We found our way onto two trains, using a payphone in between to call our host and let her know we’re coming. Marco and Caterina picked us up at the station in their boxy little car, looking aghast at our immense suitcases. We tried our best to act nonchalant, despite our lack of sleep and the cramped nature of our long limbs in their tiny vehicle.
They drove us to their house through rolling hills, cultivated in aesthetic ancient patches with mostly vineyards and olive trees. Their English isn’t perfect, but our Italian is much worse, so we struggled through some awkward patches with our mutual lack of vocabulary, but mostly had an easy time with conversation.

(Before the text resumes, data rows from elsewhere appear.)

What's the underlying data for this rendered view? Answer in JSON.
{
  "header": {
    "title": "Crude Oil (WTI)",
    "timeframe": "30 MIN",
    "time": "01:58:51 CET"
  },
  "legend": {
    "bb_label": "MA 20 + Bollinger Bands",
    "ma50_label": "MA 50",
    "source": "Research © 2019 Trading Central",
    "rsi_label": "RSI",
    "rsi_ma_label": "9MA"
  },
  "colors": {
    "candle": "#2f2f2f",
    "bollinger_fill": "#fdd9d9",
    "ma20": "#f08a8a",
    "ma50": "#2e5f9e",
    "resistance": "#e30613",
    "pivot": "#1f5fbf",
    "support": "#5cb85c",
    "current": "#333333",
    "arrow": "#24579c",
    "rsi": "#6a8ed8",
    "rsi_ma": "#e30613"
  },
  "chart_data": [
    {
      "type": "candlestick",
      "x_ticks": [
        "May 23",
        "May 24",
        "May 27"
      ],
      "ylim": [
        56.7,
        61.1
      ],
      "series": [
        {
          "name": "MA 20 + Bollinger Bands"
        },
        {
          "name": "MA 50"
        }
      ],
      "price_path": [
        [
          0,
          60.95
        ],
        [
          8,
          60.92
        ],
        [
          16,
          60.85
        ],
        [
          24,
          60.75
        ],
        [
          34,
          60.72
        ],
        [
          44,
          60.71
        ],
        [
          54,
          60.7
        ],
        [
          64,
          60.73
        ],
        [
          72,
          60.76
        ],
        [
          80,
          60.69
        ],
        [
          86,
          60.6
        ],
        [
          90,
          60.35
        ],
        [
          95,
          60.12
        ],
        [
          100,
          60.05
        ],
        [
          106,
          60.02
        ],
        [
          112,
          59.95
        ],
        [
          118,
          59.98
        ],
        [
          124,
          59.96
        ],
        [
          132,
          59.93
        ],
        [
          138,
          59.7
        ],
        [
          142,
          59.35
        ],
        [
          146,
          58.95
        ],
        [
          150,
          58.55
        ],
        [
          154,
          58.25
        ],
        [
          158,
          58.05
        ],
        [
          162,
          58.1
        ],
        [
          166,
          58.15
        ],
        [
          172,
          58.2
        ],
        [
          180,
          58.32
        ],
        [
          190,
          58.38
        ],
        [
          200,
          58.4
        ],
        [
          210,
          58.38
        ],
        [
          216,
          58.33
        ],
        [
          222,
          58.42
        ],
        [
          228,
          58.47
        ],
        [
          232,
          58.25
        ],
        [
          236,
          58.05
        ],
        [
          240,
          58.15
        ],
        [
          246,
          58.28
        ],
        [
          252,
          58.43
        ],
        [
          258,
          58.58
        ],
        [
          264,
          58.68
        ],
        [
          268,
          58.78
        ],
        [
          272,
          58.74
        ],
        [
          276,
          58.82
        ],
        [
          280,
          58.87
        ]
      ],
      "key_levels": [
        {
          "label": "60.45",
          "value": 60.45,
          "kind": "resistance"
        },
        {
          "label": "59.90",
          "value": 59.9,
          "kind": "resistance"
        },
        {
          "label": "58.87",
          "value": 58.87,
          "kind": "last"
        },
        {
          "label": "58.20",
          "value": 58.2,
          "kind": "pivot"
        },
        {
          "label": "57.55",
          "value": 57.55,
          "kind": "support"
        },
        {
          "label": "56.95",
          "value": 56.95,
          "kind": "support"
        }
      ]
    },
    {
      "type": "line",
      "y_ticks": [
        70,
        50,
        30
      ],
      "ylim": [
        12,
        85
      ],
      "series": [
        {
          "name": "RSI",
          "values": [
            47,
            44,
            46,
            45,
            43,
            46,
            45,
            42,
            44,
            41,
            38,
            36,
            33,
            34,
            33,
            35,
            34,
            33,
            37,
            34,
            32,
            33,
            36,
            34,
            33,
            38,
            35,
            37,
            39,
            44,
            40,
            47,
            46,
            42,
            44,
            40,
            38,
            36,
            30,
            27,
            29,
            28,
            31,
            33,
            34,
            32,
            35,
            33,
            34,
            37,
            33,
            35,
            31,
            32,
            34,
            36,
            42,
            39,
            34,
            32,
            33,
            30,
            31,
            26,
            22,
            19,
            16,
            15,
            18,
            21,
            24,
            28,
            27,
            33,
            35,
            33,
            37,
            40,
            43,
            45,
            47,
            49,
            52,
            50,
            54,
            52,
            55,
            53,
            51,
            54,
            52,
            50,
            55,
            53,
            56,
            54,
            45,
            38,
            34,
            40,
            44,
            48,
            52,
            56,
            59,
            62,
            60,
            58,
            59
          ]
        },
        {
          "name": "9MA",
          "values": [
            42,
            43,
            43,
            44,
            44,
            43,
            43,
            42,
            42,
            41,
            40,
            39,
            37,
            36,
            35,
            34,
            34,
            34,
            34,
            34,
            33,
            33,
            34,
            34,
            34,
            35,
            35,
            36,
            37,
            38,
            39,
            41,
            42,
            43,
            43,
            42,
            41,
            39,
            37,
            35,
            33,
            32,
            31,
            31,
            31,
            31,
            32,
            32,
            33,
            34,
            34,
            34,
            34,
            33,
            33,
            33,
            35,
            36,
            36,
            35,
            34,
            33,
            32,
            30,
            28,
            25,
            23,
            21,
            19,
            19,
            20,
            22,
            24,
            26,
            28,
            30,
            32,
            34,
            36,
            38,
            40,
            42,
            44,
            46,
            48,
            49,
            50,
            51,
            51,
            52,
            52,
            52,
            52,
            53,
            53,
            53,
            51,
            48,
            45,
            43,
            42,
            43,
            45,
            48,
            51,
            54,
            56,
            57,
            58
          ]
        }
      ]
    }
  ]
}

Marco is a Woodworker by trade, and Caterina has her PhD in Wildlife Biology. They’re in their mid-thirties and have only been together for about five years. They are both from Rome, but have elected to flee to the countryside and make a go of it with organic farming. Rome is ‘too busy, too chaotic’ for them. I am beginning to agree.
They produce mainly olive oil from the several hundred trees they have on their land. When they bought this place about 18 months ago, it was abandoned and the trees were all overgrown. They got a great price (150,000 euro for a house, barn and about 12 acres of land). They now have three ducks, one chicken (they had many more of these but they were eaten by a local fox), two horses, one donkey and a three-month old calf named Gina which they feed every morning and evening with fresh milk.
The food is intense and wonderful. The Italian way of eating would be peculiar to most Americans. On the table is wine, water, bread, olive oil and often cheese. The first course is served while the second continues to cook. Usually the primi piatti (first plate) is a pasta dish, and the secondi is meat. After everyone finishes the pasta dish, the second is removed from the oven a served separately. Salad is eaten at the end. Followed by fruit or sweets. Each meal lasts longer than an hour and always includes gregarious conversation.
We have had fresh mozzarella from the next town over with basil which is grown on the front steps; heirloom tomatoes from the garden in the back; a meal with clams, squid and tuna over pasta in sauce of their own olive oil; spaghetti carbonara with bits of ham; home-made chocolate cake; gorgonzola spread over fresh baguettes; gourmet coffee; figs we picked from the tree in front of the house; gorgeous and juicy nectarines. I could go on. Yes, we are well-fed here.
The life is slow in this place. We work in the morning from about eight to one and are free for the rest of the day. Marco and Caterina take a siesta (nap) after lunch for a couple of hours. We get most of the day to ourselves - reading, writing, photographing, exploring the countryside. Sometimes I go down and play with Gina, who is always nudging my sides in affection. We will be here for a month and in that time I will see if my city-girl restlessness can learn to slow. If I can stop, look out over the hills draped in fog after an afternoon thunderstorm, letting the sun warm my face, and be satisfied.